A third of the way in we caught a glimpse of the level boss. As we edged towards a shrouded figure in a darkened corridor, she turned around to reveal a face we can only describe as dog food and let out a wail that sent us reeling back to the floor. The tumbling viewpoint is one of many nice touches that have been added to give a sense of a human perspective, rather than an automaton on rails. There’s a similar moment later, when Agent G and Washington dive and roll through a window – a nice little FPS technique.
The level cut out before we were able to meet up with the screamy boss, but even at this halfway mark our rampage was longer than most stages in previous House of the Dead games. One dev clocks the game at just under two hours with over 500 mutants per stage – so, exactly the length of a grindhouse flick. No matter where you look you can find similarities between Overkill and the films it’s aping. Although where grindhouse is rough and ready, Overkill is one of the better looking titles on Wii. The desire to show off beats fidelity, it seems.

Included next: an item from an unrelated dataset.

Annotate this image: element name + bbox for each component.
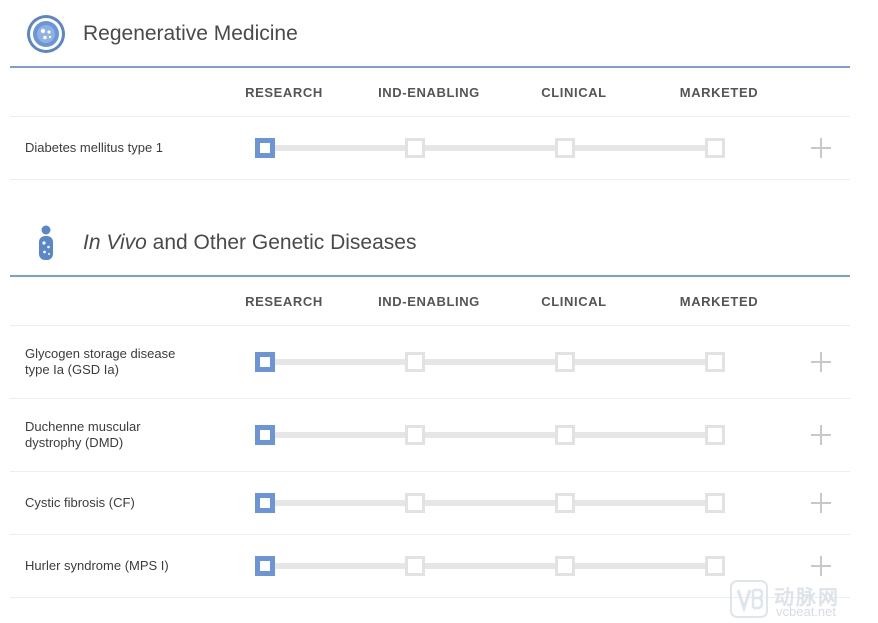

Bradley Crooks wasn’t surprised at the gelling of ideas. As he told us: “A lot of what makes grindhouse fun and funky – the over-the-top gratuitousness of it, the humor, the grainy B-movie effects – works well with House of the Dead. A lot of that is there already in House of the Dead – the slightly cheesy dialogue, the emphasis on characters. It just fitted really well.” Our first hands-on would agree.